Inquilinismo

O inquilinismo é uma relação ecológica que ocorre entre organismos de diferentes espécies, ou seja, é uma relação interespecífica. Nesta associação, uma espécie denominada como “inquilina” vive no interior ou sobre outra espécie, chamada de “hospedeira”, que lhe serve de suporte ou abrigo. A espécie inquilina se beneficia, mas não gera prejuízos à hospedeira.

Inquilinismo entre as plantas

Esta relação é comumente encontrada entre plantas como bromélias, orquídeas e samambaias e plantas de maior porte, sobre as quais se instalam para obter suporte. Entre os vegetais, chamam-se as espécies inquilinas de epífitas. Crescendo sobre plantas de grande porte, as epífitas garantem maior suprimento de luz para a realização da fotossíntese, o que é muito importante, sobretudo, em ambientes que recebem pouca iluminação, como o interior de florestas.

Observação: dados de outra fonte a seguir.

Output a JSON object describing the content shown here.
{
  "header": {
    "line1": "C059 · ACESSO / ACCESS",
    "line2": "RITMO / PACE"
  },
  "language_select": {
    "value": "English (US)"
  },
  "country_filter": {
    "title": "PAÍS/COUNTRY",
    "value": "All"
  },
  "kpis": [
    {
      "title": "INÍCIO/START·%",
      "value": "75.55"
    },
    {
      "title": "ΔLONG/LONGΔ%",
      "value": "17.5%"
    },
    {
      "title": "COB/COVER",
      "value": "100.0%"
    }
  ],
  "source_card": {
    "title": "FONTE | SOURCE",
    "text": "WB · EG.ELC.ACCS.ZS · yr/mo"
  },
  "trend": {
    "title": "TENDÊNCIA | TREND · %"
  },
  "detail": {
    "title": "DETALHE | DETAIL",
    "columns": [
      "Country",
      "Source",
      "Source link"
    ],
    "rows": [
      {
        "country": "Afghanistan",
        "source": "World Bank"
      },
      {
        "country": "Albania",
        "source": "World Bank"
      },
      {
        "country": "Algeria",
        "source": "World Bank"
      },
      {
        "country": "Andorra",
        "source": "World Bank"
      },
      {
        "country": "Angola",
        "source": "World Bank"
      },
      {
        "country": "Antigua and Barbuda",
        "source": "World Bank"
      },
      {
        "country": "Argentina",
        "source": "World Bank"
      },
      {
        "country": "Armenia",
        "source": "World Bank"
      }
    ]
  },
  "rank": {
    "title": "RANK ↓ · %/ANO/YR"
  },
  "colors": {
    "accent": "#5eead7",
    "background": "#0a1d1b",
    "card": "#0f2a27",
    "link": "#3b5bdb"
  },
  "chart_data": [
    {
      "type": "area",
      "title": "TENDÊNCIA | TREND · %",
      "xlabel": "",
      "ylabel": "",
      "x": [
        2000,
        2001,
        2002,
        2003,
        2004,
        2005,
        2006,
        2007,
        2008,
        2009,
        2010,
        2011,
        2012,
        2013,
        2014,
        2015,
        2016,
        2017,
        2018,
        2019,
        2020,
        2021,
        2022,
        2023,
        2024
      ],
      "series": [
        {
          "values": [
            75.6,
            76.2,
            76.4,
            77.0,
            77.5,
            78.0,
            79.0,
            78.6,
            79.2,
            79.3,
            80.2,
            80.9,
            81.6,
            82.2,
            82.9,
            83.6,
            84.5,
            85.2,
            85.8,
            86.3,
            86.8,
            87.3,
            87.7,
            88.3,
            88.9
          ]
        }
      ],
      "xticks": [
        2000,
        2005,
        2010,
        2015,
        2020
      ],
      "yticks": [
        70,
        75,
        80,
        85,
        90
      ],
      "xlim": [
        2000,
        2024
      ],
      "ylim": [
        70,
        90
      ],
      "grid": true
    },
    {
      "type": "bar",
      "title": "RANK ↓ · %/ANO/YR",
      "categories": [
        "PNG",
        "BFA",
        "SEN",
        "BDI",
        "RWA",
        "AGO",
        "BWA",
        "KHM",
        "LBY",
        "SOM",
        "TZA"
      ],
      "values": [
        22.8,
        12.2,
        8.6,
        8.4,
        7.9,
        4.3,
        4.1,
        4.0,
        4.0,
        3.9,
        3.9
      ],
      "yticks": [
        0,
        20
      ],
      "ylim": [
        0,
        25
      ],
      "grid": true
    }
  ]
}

Inquilinismo de uma bromélia. Foto: Ricardo de Paula Ferreira / Shutterstock.com

Uma vez que as epífitas não possuem contato com o solo, sua sobrevivência nos estratos arbóreos é garantida por estruturas adaptadas à captação e absorção de água. Bromélias, por exemplo, possuem forma de cone invertido e folhas com disposição espiralada e imbricada, que permitem o armazenamento da água das chuvas.

Inquilinismo entre os animais

Entre os animais, um dos casos mais conhecidos deste tipo de relação é o inquilinismo entre o peixe fierásfer, popularmente conhecido como peixe-agulha, e pepinos-do-mar (Holoturia). Este peixe abriga-se no corpo deste equinodermo, do qual sai para se alimentar e depois volta. Enquanto o fierásfer garante proteção, o pepino-do-mar não recebe benefício nem sofre desvantagem.

Outro caso de inquilinismo entre os animais pode ser observado entre peixes-palhaço e anêmonas-do-mar. Para garantirem abrigo e proteção, diversas espécies de peixe-palhaço habitam os tentáculos de certas anêmonas-do-mar, sem lhes causarem prejuízos ou benefícios. Entretanto, esta relação pode ser considerada, ao mesmo tempo, uma situação de comensalismo, pois, eventualmente, os peixes-palhaço se aproveitam dos restos de alimento deixados pelas anêmonas para se alimentar. Os peixes-palhaço não são afetados pelos tentáculos urticantes das anêmonas, que lhes protegem contra predadores, graças ao muco protetor que reveste seu corpo.

Peixes-palhaço entre anêmonas do mar. Foto: Krzysztof Odziomek / Shutterstock.com

Ainda no meio aquático, um caso curioso de inquilinismo ocorre entre uma espécie de tartaruga endêmica da Austrália, conhecida como Mary river (Elusor macrurus), e algas verdes: estas algas se instalam e colonizam o corpo destas tartarugas, que ficam com seus cascos e cabeças repletos destes organismos. Nesta relação, as algas ganham substrato para seu desenvolvimento, não prejudicando ou beneficiando as tartarugas.

Referências bibliográficas:

AMABIS, José Mariano; MARTHO, Gilberto Rodrigues. Biologia em Contexto. 1ª edição. São Paulo: Editora Moderna, 2013.

COGLIATTI-CARVALHO, Luciana et al. Volume de água armazenado no tanque de bromélias em restingas da costa brasileira. 2010. Acta botânica brasileira 24: 84-95.